I versi sono scabri, graffianti. Umberto Romano è poeta autodidatta ma i suoi versi, forse imperfetti, perché –per dirla con Sciascia- “la perfezione sta alla cretineria meglio che all’intelligenza, l’intelligenza ha sempre, come i tessuti dei Navajos, una qualche imperfezione o fuga..” -Ed ancora- “Se una scimmia si mettesse a battere sui tasti di una macchina da scrivere -continua Sciascia- alla fine verrebbe fuori un sonetto di Shakespeare (variante: dodici scimmie = tutti i libri dl museo britannico)”.
Romano è poeta in senso lato, pasoliniano, se è vero –com’è vero- che la poesia, oltre ad essere attività specifica, è linguaggio della vita, Romano coglie i momenti di poeticità che caratterizzano la vita di ogni uomo.
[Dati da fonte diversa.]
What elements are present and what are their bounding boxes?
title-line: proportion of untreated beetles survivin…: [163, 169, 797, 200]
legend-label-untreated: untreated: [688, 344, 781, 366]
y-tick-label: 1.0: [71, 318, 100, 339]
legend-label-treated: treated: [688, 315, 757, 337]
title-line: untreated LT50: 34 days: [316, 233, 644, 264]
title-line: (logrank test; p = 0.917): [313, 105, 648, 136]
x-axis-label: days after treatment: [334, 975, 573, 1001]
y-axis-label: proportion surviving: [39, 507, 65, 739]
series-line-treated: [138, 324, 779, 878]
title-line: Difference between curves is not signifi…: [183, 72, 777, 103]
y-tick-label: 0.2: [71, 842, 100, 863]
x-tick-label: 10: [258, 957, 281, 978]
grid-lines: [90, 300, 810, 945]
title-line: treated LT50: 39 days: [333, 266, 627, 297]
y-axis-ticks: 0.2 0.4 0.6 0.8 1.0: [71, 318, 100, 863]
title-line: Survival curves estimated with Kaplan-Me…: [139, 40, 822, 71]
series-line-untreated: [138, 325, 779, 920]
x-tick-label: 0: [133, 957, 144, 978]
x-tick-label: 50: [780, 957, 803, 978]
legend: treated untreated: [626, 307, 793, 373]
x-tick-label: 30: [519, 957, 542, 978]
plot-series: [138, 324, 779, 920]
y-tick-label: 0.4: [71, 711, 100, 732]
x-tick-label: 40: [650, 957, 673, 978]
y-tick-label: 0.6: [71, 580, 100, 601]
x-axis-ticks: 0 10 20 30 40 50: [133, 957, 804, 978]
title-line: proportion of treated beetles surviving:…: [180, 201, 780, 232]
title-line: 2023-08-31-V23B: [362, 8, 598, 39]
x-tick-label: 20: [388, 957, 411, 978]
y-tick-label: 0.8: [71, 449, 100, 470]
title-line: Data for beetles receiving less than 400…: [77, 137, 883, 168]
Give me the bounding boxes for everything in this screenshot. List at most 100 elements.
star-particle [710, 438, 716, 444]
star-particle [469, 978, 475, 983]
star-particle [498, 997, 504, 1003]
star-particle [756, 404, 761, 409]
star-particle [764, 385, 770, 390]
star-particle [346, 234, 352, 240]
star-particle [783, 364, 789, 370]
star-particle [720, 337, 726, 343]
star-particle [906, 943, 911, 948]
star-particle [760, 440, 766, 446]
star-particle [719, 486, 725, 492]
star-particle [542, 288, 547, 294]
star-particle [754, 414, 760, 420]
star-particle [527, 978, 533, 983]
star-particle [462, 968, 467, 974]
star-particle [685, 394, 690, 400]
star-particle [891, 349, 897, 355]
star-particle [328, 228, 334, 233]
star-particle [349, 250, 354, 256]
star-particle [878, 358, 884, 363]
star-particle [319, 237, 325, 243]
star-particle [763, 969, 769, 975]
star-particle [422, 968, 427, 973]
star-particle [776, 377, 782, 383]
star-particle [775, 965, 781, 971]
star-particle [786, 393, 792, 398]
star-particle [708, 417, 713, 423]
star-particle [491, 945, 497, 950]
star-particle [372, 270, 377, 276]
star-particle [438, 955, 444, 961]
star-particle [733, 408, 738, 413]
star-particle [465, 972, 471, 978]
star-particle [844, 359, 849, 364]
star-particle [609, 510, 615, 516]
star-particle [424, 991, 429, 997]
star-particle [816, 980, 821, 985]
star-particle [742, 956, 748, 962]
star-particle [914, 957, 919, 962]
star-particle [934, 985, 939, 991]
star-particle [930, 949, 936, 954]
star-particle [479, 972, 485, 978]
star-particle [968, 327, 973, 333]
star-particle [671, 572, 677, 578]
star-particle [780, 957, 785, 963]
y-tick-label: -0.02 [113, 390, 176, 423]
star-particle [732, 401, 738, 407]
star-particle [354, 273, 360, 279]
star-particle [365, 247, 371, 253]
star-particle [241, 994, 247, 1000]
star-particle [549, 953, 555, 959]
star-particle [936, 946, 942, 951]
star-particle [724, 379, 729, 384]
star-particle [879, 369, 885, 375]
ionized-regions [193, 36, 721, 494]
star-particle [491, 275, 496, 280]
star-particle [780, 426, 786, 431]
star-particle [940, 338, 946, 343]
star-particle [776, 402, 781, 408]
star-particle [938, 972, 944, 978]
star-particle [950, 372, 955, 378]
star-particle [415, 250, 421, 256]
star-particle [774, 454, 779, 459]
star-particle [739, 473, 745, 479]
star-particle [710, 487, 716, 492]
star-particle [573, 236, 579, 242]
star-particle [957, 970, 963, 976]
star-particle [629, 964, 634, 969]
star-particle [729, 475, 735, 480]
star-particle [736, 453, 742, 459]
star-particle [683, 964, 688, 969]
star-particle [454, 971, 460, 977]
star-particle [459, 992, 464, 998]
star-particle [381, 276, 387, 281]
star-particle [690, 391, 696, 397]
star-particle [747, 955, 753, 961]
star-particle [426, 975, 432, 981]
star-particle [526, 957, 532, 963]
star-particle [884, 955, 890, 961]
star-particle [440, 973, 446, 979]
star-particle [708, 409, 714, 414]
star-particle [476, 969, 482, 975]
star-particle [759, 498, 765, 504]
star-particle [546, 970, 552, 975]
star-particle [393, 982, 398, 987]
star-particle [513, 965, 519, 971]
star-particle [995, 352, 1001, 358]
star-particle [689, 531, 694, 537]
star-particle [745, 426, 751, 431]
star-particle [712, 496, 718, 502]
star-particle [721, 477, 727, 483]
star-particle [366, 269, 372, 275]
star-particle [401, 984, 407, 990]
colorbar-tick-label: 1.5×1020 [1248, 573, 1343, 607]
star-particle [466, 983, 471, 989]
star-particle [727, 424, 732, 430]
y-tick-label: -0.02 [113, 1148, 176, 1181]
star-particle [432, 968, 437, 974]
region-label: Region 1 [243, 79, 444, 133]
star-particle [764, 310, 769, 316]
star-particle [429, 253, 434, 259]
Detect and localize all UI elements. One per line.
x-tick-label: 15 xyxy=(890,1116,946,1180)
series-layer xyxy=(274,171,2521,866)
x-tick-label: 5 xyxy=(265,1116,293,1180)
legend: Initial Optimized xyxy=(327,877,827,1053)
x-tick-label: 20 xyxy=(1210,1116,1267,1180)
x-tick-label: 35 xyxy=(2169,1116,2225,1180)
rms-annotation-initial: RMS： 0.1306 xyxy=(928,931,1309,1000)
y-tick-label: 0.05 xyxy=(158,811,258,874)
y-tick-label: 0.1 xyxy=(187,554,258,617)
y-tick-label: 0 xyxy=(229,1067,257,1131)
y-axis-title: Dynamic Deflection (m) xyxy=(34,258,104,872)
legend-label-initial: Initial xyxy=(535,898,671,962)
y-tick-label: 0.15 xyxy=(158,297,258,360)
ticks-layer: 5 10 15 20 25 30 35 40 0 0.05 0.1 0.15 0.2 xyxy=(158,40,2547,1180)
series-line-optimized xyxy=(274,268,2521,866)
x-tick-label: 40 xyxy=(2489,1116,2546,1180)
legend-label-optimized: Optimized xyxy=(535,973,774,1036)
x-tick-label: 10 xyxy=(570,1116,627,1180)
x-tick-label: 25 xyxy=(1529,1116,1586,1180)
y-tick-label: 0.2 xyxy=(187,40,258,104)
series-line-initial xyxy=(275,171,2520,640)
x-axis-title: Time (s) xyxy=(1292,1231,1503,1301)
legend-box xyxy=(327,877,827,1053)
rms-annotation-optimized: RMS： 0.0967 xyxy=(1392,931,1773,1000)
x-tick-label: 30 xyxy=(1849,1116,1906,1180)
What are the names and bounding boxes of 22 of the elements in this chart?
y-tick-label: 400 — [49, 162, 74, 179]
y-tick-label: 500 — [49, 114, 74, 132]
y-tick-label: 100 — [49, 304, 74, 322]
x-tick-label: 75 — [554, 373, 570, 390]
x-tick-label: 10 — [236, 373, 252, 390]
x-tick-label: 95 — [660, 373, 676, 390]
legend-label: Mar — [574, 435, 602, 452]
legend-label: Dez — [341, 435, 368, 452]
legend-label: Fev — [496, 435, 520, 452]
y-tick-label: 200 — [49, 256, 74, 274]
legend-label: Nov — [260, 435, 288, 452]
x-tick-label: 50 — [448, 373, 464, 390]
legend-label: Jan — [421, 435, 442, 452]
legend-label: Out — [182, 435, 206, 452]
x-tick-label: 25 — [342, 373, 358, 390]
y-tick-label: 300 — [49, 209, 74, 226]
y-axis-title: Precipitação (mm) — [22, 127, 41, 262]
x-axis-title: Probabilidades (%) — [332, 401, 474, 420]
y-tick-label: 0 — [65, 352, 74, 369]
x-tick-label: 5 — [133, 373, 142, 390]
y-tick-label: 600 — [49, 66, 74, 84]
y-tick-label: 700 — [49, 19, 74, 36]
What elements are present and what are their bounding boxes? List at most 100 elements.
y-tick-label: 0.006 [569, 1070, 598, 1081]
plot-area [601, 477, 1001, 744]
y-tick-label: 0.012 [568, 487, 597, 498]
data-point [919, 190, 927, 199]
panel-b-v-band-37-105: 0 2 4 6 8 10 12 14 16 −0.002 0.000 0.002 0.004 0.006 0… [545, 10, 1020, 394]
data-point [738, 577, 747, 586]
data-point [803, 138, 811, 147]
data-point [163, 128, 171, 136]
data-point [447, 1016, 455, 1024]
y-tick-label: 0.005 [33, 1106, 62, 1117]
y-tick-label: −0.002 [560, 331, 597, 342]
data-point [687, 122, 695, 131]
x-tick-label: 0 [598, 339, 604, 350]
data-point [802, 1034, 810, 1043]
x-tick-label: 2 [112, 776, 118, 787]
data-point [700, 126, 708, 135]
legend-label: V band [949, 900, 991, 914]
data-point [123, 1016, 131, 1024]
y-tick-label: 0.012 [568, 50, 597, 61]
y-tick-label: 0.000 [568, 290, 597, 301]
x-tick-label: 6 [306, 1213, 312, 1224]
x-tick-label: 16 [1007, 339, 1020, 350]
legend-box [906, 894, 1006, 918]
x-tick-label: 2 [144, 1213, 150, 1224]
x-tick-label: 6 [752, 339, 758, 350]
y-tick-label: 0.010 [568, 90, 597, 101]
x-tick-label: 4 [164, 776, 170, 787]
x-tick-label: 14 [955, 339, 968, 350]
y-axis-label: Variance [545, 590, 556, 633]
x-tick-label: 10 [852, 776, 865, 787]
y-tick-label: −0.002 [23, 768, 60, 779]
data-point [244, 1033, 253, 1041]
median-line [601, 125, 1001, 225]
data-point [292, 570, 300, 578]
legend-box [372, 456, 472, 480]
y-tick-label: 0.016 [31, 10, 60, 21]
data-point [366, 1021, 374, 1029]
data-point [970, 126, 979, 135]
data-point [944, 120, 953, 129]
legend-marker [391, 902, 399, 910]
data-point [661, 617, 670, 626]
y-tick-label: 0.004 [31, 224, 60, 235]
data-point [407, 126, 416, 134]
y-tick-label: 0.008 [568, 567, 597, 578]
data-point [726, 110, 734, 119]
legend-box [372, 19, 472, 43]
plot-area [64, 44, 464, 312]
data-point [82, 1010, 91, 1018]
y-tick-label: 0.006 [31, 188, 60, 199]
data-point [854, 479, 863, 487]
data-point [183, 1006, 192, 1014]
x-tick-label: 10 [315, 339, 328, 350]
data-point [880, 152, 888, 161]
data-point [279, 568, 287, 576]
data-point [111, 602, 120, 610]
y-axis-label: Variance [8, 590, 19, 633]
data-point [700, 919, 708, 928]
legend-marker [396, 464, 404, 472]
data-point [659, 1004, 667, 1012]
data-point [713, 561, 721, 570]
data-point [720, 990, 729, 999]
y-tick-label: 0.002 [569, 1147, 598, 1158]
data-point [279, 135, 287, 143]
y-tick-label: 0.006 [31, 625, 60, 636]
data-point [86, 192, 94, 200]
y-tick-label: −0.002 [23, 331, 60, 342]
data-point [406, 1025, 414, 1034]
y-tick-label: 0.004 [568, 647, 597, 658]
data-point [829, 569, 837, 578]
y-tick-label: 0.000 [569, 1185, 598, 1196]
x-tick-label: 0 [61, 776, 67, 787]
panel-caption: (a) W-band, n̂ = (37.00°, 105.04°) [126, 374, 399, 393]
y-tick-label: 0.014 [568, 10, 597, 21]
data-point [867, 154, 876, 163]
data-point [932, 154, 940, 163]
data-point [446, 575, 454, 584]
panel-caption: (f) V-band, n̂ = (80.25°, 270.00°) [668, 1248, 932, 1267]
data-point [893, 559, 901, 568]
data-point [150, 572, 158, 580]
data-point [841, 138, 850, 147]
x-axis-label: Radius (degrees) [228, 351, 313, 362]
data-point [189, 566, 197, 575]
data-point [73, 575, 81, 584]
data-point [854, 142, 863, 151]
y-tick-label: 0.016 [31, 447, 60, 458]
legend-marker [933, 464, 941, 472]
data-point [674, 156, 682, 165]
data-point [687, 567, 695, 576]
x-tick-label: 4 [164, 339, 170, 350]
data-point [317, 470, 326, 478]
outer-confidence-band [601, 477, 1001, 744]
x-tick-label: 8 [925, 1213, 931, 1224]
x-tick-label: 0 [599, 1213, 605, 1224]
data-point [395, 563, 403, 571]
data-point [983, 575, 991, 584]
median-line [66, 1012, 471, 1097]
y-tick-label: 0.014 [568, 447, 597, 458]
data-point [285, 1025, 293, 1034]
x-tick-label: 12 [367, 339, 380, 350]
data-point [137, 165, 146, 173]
La sua è la preziosa ingenuità del malnato che la società consumistica, non-ostante la funzione omologatrice dei mass-media, non è riuscita a scalfire.
Il volume si chiude con alcuni componimenti indirizzati al poeta tunisino Hichem Ben Ammar con il quale Umberto Romano ha creato una sorta di gemellaggio culturale: “Se un tempo nella tua terra / mi porterai non da visitatore / né da straniero o da profanatore / il mio spirito guerriero / vorrà rivivere per morire insieme / al caldo della polvere calpestata / dal tuo destriero”. Questi sono i versi che Romano ha voluto dedicare all’amico tunisino, sottolineando la solidarietà nella vita e nella morte.